Building comes up again in a policy order seething over wage theft by contractors “including the illegal misclassification of employees as independent contractors … an epidemic particularly in the construction industry.” The measure, which is to go to the Ordinance Committee, would allow only contractors free of compensation scandals to work in the city, and only if they “properly classify employees as employees” and pay them appropriately. There’s another labor-related policy order supporting worker unionization at Darwin’s, the local coffee chain.
Other notable actions on the agenda: A call to know “the milestones that will be used to determine when the indoor mask mandate will no longer be needed,” after a series of coronavirus-era decisions made by city staff that seemed to have little basis in science; and a request by the city manager to ask the state Legislature for permission to create a local fire cadet program.
The council meets at City Hall, 795 Massachusetts Ave., Central Square. Televised and watchable by Zoom video conferencing.
‘Green new deal’ zoning
Ordinance Committee, 3:30 p.m. Tuesday. This committee run by city councillors Dennis Carlone and Marc McGovern will meet to continue a hearing on laws intended to make new commercial buildings go all-electric for net zero greenhouse gas emissions. Known as the city’s own “green new deal,” this provision would collect fees based on commercial buildings’ expected emissions output and use the money for energy-efficiency projects and green-jobs-training programs. Watchable by Zoom video conferencing.
School district’s reopening
School Committee, 6 p.m. Tuesday. Though there will be presentations on school reopenings, Covid and spending post-Covid federal funds, much of this agenda is largely ceremonial: expressing support for people affected by the Aug. 14 earthquake in Haiti and the chaotic end of the Afghan war (and to resettle Afghan children into the school district); and wishing well to the departing Ben Clark of Enroot and Kathryn Fenneman of Tutoring Plus. The committee meets in the Dr. Henrietta S. Attles Meeting Room at Cambridge Rindge and Latin School, 459 Broadway, Mid-Cambridge. Televised and watchable by Zoom video conferencing.
Condominium conversion law
Housing Committee, 11 a.m.
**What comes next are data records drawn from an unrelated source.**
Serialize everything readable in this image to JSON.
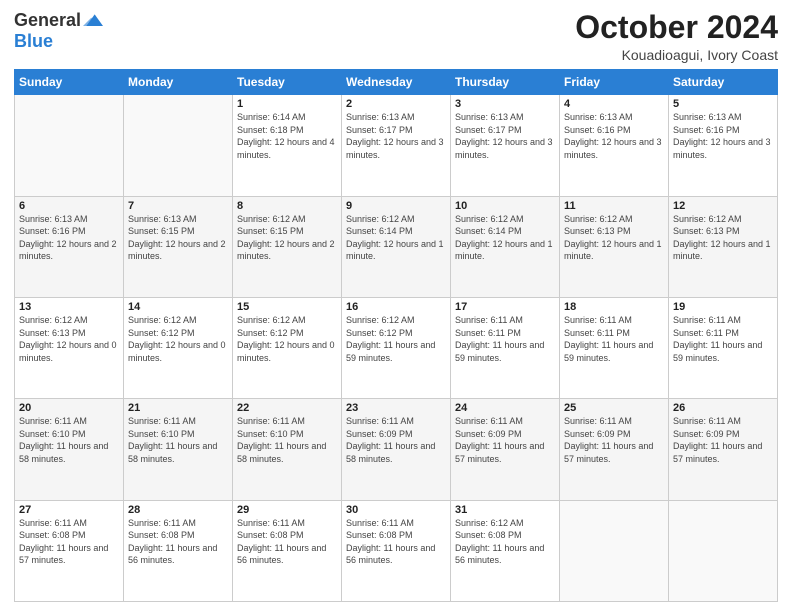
{
  "logo": {
    "general": "General",
    "blue": "Blue"
  },
  "header": {
    "month": "October 2024",
    "location": "Kouadioagui, Ivory Coast"
  },
  "days_of_week": [
    "Sunday",
    "Monday",
    "Tuesday",
    "Wednesday",
    "Thursday",
    "Friday",
    "Saturday"
  ],
  "weeks": [
    [
      {
        "day": "",
        "info": ""
      },
      {
        "day": "",
        "info": ""
      },
      {
        "day": "1",
        "info": "Sunrise: 6:14 AM\nSunset: 6:18 PM\nDaylight: 12 hours and 4 minutes."
      },
      {
        "day": "2",
        "info": "Sunrise: 6:13 AM\nSunset: 6:17 PM\nDaylight: 12 hours and 3 minutes."
      },
      {
        "day": "3",
        "info": "Sunrise: 6:13 AM\nSunset: 6:17 PM\nDaylight: 12 hours and 3 minutes."
      },
      {
        "day": "4",
        "info": "Sunrise: 6:13 AM\nSunset: 6:16 PM\nDaylight: 12 hours and 3 minutes."
      },
      {
        "day": "5",
        "info": "Sunrise: 6:13 AM\nSunset: 6:16 PM\nDaylight: 12 hours and 3 minutes."
      }
    ],
    [
      {
        "day": "6",
        "info": "Sunrise: 6:13 AM\nSunset: 6:16 PM\nDaylight: 12 hours and 2 minutes."
      },
      {
        "day": "7",
        "info": "Sunrise: 6:13 AM\nSunset: 6:15 PM\nDaylight: 12 hours and 2 minutes."
      },
      {
        "day": "8",
        "info": "Sunrise: 6:12 AM\nSunset: 6:15 PM\nDaylight: 12 hours and 2 minutes."
      },
      {
        "day": "9",
        "info": "Sunrise: 6:12 AM\nSunset: 6:14 PM\nDaylight: 12 hours and 1 minute."
      },
      {
        "day": "10",
        "info": "Sunrise: 6:12 AM\nSunset: 6:14 PM\nDaylight: 12 hours and 1 minute."
      },
      {
        "day": "11",
        "info": "Sunrise: 6:12 AM\nSunset: 6:13 PM\nDaylight: 12 hours and 1 minute."
      },
      {
        "day": "12",
        "info": "Sunrise: 6:12 AM\nSunset: 6:13 PM\nDaylight: 12 hours and 1 minute."
      }
    ],
    [
      {
        "day": "13",
        "info": "Sunrise: 6:12 AM\nSunset: 6:13 PM\nDaylight: 12 hours and 0 minutes."
      },
      {
        "day": "14",
        "info": "Sunrise: 6:12 AM\nSunset: 6:12 PM\nDaylight: 12 hours and 0 minutes."
      },
      {
        "day": "15",
        "info": "Sunrise: 6:12 AM\nSunset: 6:12 PM\nDaylight: 12 hours and 0 minutes."
      },
      {
        "day": "16",
        "info": "Sunrise: 6:12 AM\nSunset: 6:12 PM\nDaylight: 11 hours and 59 minutes."
      },
      {
        "day": "17",
        "info": "Sunrise: 6:11 AM\nSunset: 6:11 PM\nDaylight: 11 hours and 59 minutes."
      },
      {
        "day": "18",
        "info": "Sunrise: 6:11 AM\nSunset: 6:11 PM\nDaylight: 11 hours and 59 minutes."
      },
      {
        "day": "19",
        "info": "Sunrise: 6:11 AM\nSunset: 6:11 PM\nDaylight: 11 hours and 59 minutes."
      }
    ],
    [
      {
        "day": "20",
        "info": "Sunrise: 6:11 AM\nSunset: 6:10 PM\nDaylight: 11 hours and 58 minutes."
      },
      {
        "day": "21",
        "info": "Sunrise: 6:11 AM\nSunset: 6:10 PM\nDaylight: 11 hours and 58 minutes."
      },
      {
        "day": "22",
        "info": "Sunrise: 6:11 AM\nSunset: 6:10 PM\nDaylight: 11 hours and 58 minutes."
      },
      {
        "day": "23",
        "info": "Sunrise: 6:11 AM\nSunset: 6:09 PM\nDaylight: 11 hours and 58 minutes."
      },
      {
        "day": "24",
        "info": "Sunrise: 6:11 AM\nSunset: 6:09 PM\nDaylight: 11 hours and 57 minutes."
      },
      {
        "day": "25",
        "info": "Sunrise: 6:11 AM\nSunset: 6:09 PM\nDaylight: 11 hours and 57 minutes."
      },
      {
        "day": "26",
        "info": "Sunrise: 6:11 AM\nSunset: 6:09 PM\nDaylight: 11 hours and 57 minutes."
      }
    ],
    [
      {
        "day": "27",
        "info": "Sunrise: 6:11 AM\nSunset: 6:08 PM\nDaylight: 11 hours and 57 minutes."
      },
      {
        "day": "28",
        "info": "Sunrise: 6:11 AM\nSunset: 6:08 PM\nDaylight: 11 hours and 56 minutes."
      },
      {
        "day": "29",
        "info": "Sunrise: 6:11 AM\nSunset: 6:08 PM\nDaylight: 11 hours and 56 minutes."
      },
      {
        "day": "30",
        "info": "Sunrise: 6:11 AM\nSunset: 6:08 PM\nDaylight: 11 hours and 56 minutes."
      },
      {
        "day": "31",
        "info": "Sunrise: 6:12 AM\nSunset: 6:08 PM\nDaylight: 11 hours and 56 minutes."
      },
      {
        "day": "",
        "info": ""
      },
      {
        "day": "",
        "info": ""
      }
    ]
  ]
}
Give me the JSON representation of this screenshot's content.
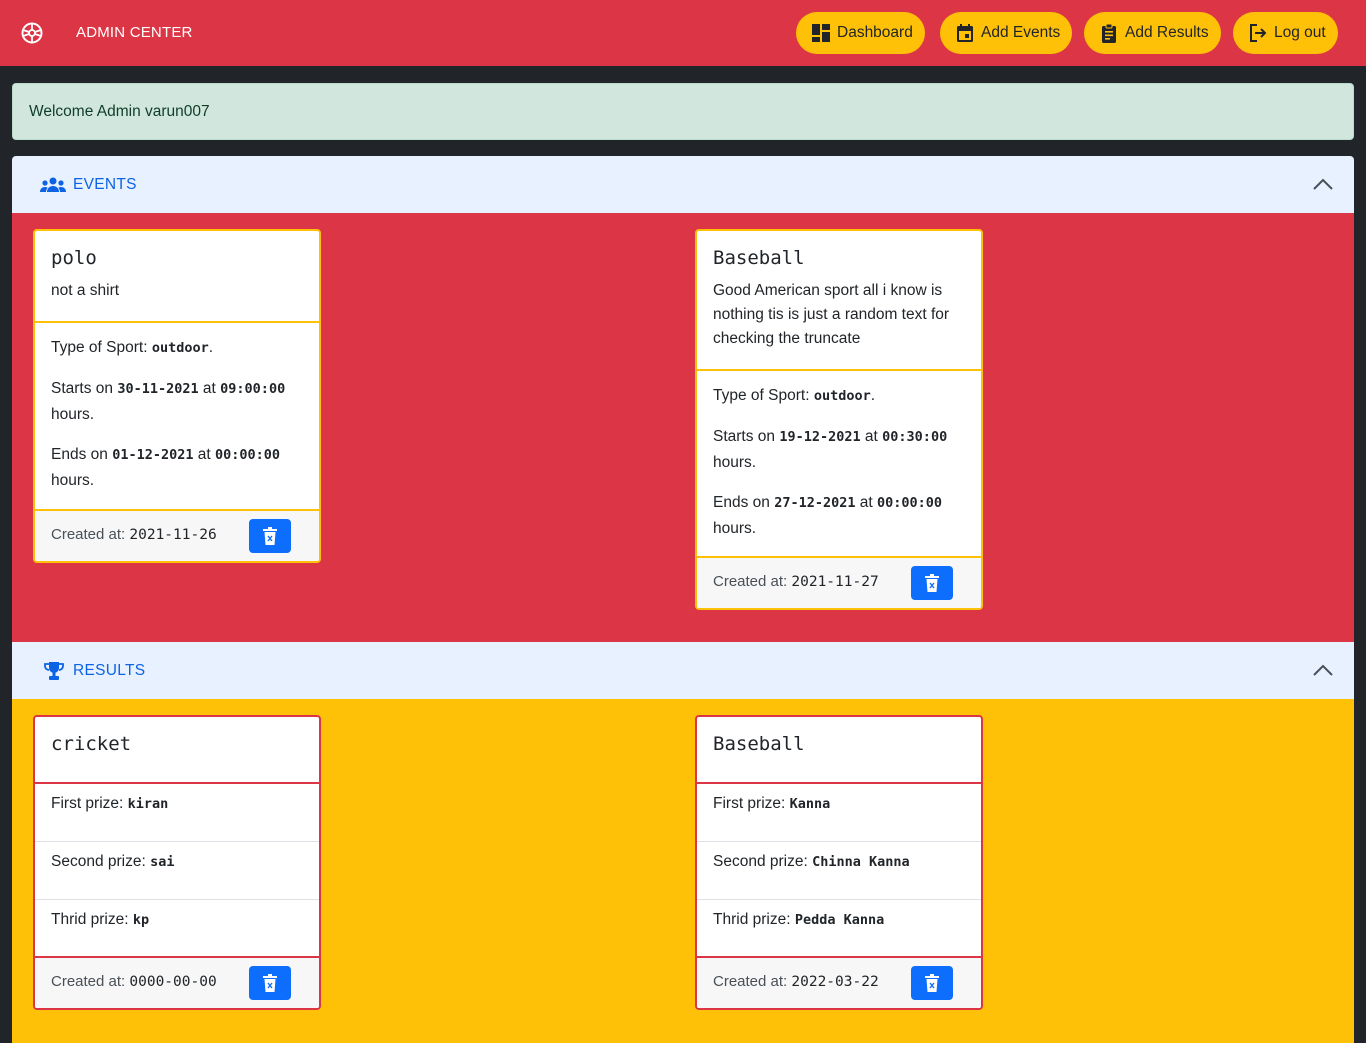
{
  "navbar": {
    "brand": "ADMIN CENTER",
    "buttons": [
      {
        "label": "Dashboard",
        "icon": "dashboard-icon"
      },
      {
        "label": "Add Events",
        "icon": "calendar-icon"
      },
      {
        "label": "Add Results",
        "icon": "clipboard-icon"
      },
      {
        "label": "Log out",
        "icon": "logout-icon"
      }
    ]
  },
  "welcome": "Welcome Admin varun007",
  "events": {
    "header": "EVENTS",
    "cards": [
      {
        "title": "polo",
        "description": "not a shirt",
        "type_label": "Type of Sport: ",
        "type": "outdoor",
        "starts_label": "Starts on ",
        "start_date": "30-11-2021",
        "at": " at ",
        "start_time": "09:00:00",
        "ends_label": "Ends on ",
        "end_date": "01-12-2021",
        "end_time": "00:00:00",
        "hours": "hours.",
        "created_label": "Created at: ",
        "created": "2021-11-26"
      },
      {
        "title": "Baseball",
        "description": "Good American sport all i know is nothing tis is just a random text for checking the truncate",
        "type_label": "Type of Sport: ",
        "type": "outdoor",
        "starts_label": "Starts on ",
        "start_date": "19-12-2021",
        "at": " at ",
        "start_time": "00:30:00",
        "ends_label": "Ends on ",
        "end_date": "27-12-2021",
        "end_time": "00:00:00",
        "hours": "hours.",
        "created_label": "Created at: ",
        "created": "2021-11-27"
      }
    ]
  },
  "results": {
    "header": "RESULTS",
    "cards": [
      {
        "title": "cricket",
        "first_label": "First prize: ",
        "first": "kiran",
        "second_label": "Second prize: ",
        "second": "sai",
        "third_label": "Thrid prize: ",
        "third": "kp",
        "created_label": "Created at: ",
        "created": "0000-00-00"
      },
      {
        "title": "Baseball",
        "first_label": "First prize: ",
        "first": "Kanna",
        "second_label": "Second prize: ",
        "second": "Chinna Kanna",
        "third_label": "Thrid prize: ",
        "third": "Pedda Kanna",
        "created_label": "Created at: ",
        "created": "2022-03-22"
      }
    ]
  },
  "colors": {
    "navbar": "#dc3545",
    "nav_button": "#ffc107",
    "welcome_bg": "#d1e7dd",
    "accordion_header": "#e7f1ff",
    "events_body": "#dc3545",
    "results_body": "#ffc107",
    "delete_button": "#0d6efd"
  }
}
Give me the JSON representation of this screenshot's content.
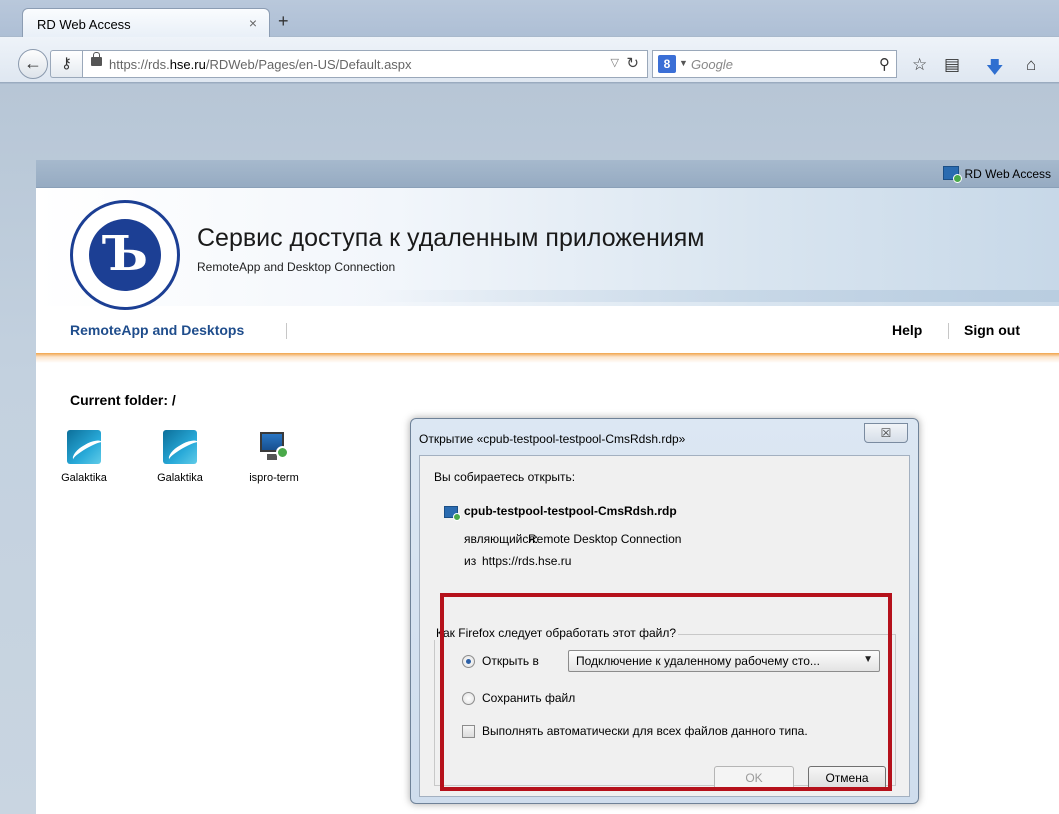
{
  "browser": {
    "tab_title": "RD Web Access",
    "tab_close": "×",
    "new_tab": "+",
    "url_prefix": "https://rds.",
    "url_domain": "hse.ru",
    "url_path": "/RDWeb/Pages/en-US/Default.aspx",
    "search_placeholder": "Google",
    "icons": [
      "back-arrow-icon",
      "key-icon",
      "lock-icon",
      "reload-icon",
      "google-icon",
      "search-icon",
      "bookmark-star-icon",
      "bookmarks-list-icon",
      "download-icon",
      "home-icon"
    ]
  },
  "page": {
    "window_label": "RD Web Access",
    "title": "Сервис доступа к удаленным приложениям",
    "subtitle": "RemoteApp and Desktop Connection",
    "nav": {
      "main": "RemoteApp and Desktops",
      "help": "Help",
      "sign_out": "Sign out"
    },
    "current_folder": "Current folder: /",
    "apps": [
      {
        "label": "Galaktika",
        "icon": "galaktika-icon"
      },
      {
        "label": "Galaktika",
        "icon": "galaktika-icon"
      },
      {
        "label": "ispro-term",
        "icon": "remote-desktop-icon"
      }
    ],
    "accent_orange": "#f1a44a",
    "link_blue": "#1f4d8c"
  },
  "dialog": {
    "title": "Открытие «cpub-testpool-testpool-CmsRdsh.rdp»",
    "close": "☒",
    "intro": "Вы собираетесь открыть:",
    "filename": "cpub-testpool-testpool-CmsRdsh.rdp",
    "type_label": "являющийся:",
    "type_value": "Remote Desktop Connection",
    "from_label": "из",
    "from_value": "https://rds.hse.ru",
    "question": "Как Firefox следует обработать этот файл?",
    "open_with_label": "Открыть в",
    "open_with_value": "Подключение к удаленному рабочему сто...",
    "save_label": "Сохранить файл",
    "auto_label": "Выполнять автоматически для всех файлов данного типа.",
    "ok": "OK",
    "cancel": "Отмена",
    "highlight_color": "#b5111b"
  }
}
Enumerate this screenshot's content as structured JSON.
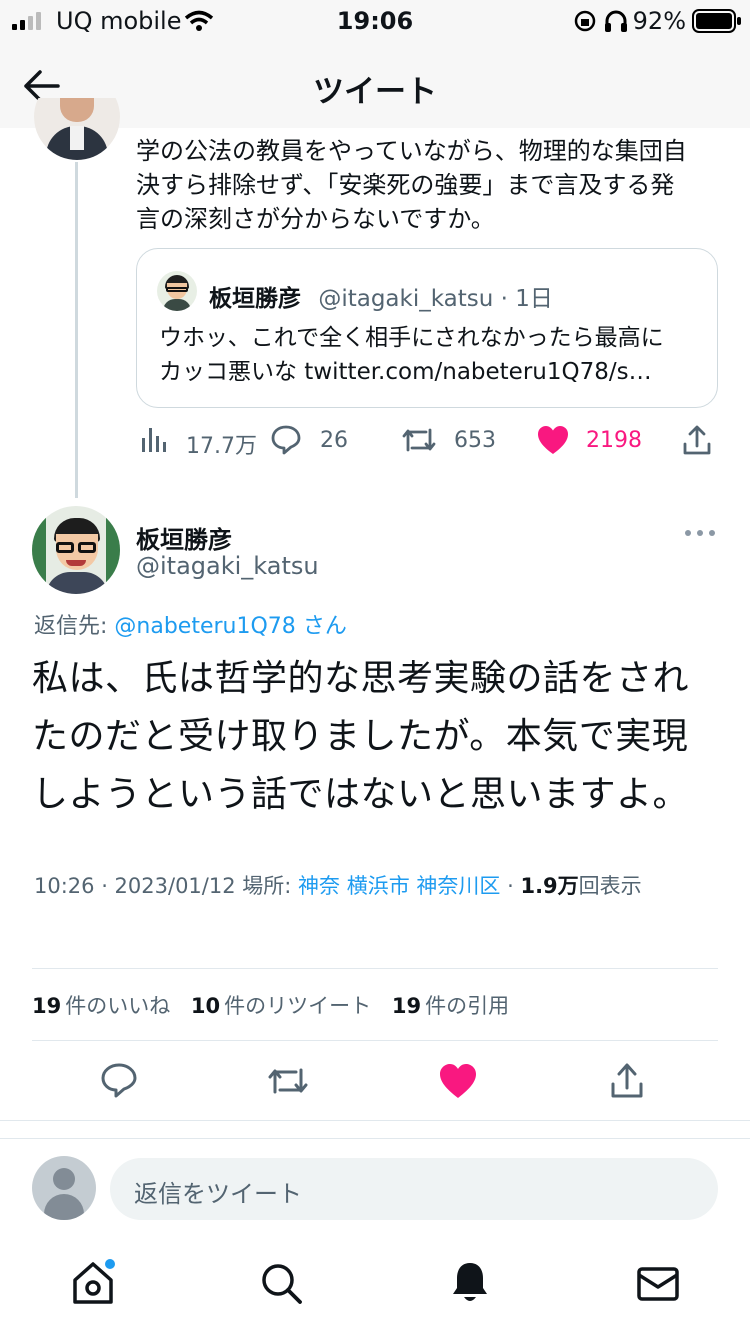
{
  "status_bar": {
    "carrier": "UQ mobile",
    "time": "19:06",
    "battery": "92%"
  },
  "header": {
    "title": "ツイート"
  },
  "parent_tweet": {
    "text_lines": [
      "学の公法の教員をやっていながら、物理的な集団自",
      "決すら排除せず、「安楽死の強要」まで言及する発",
      "言の深刻さが分からないですか。"
    ],
    "quote": {
      "name": "板垣勝彦",
      "handle": "@itagaki_katsu",
      "age": "1日",
      "line1": "ウホッ、これで全く相手にされなかったら最高に",
      "line2": "カッコ悪いな twitter.com/nabeteru1Q78/s…"
    },
    "stats": {
      "views": "17.7万",
      "replies": "26",
      "retweets": "653",
      "likes": "2198"
    }
  },
  "main_tweet": {
    "name": "板垣勝彦",
    "handle": "@itagaki_katsu",
    "reply_to_label": "返信先:",
    "reply_to_handle": "@nabeteru1Q78",
    "reply_to_suffix": "さん",
    "text_lines": [
      "私は、氏は哲学的な思考実験の話をされ",
      "たのだと受け取りましたが。本気で実現",
      "しようという話ではないと思いますよ。"
    ],
    "meta": {
      "time": "10:26 · 2023/01/12",
      "place_label": "場所:",
      "place": "神奈 横浜市 神奈川区",
      "sep": "·",
      "views_value": "1.9万",
      "views_label": "回表示"
    },
    "counts": {
      "likes_value": "19",
      "likes_label": "件のいいね",
      "retweets_value": "10",
      "retweets_label": "件のリツイート",
      "quotes_value": "19",
      "quotes_label": "件の引用"
    }
  },
  "reply_bar": {
    "placeholder": "返信をツイート"
  },
  "colors": {
    "accent": "#1d9bf0",
    "like": "#f91880",
    "muted": "#536471",
    "border": "#cfd9de"
  }
}
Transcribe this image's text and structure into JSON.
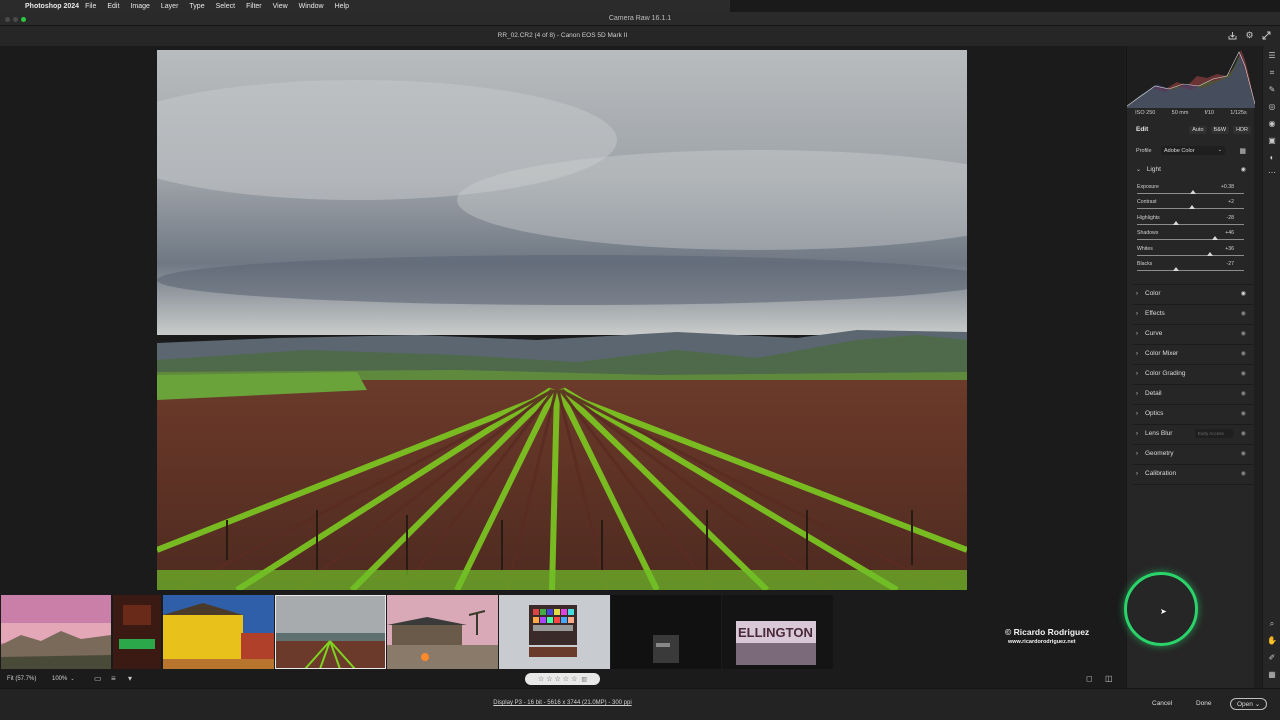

Thursday. This committee run by city councillors E. Denise Simmons and Jivan Sobrinho-Wheeler will meet to discuss a condo conversion ordinance and how it could reduce, slow or even prevent tenants from being displaced when rental units go condo. This discussion was continued from Aug. 30. Watchable by Zoom video conferencing.
Ben & Jerry’s and bubble tea
Board of Zoning Appeal, 6:30 to 11:30 p.m. Thursday. It’s been a sadder, leaner Porter Square in the year since Emack & Bolio’s left its little space at the front of the Porter Square Shopping Center, but never fear: Ben & Jerry’s is happy to fill in the same 700 square feet with its own ice cream. Property owner Gravestar has begun preparing the space, which will replace the scoop shop closed at the Garage mall in Harvard Square. The Vermont company’s application will be heard along with that of Vivi Bubble Tea, which seeks a special permit to sell its drinks and fast food not too far away, in the 900 square feet of 1776 Massachusetts Ave. that was the Muckykids Art Studio. Watchable by Zoom video conferencing.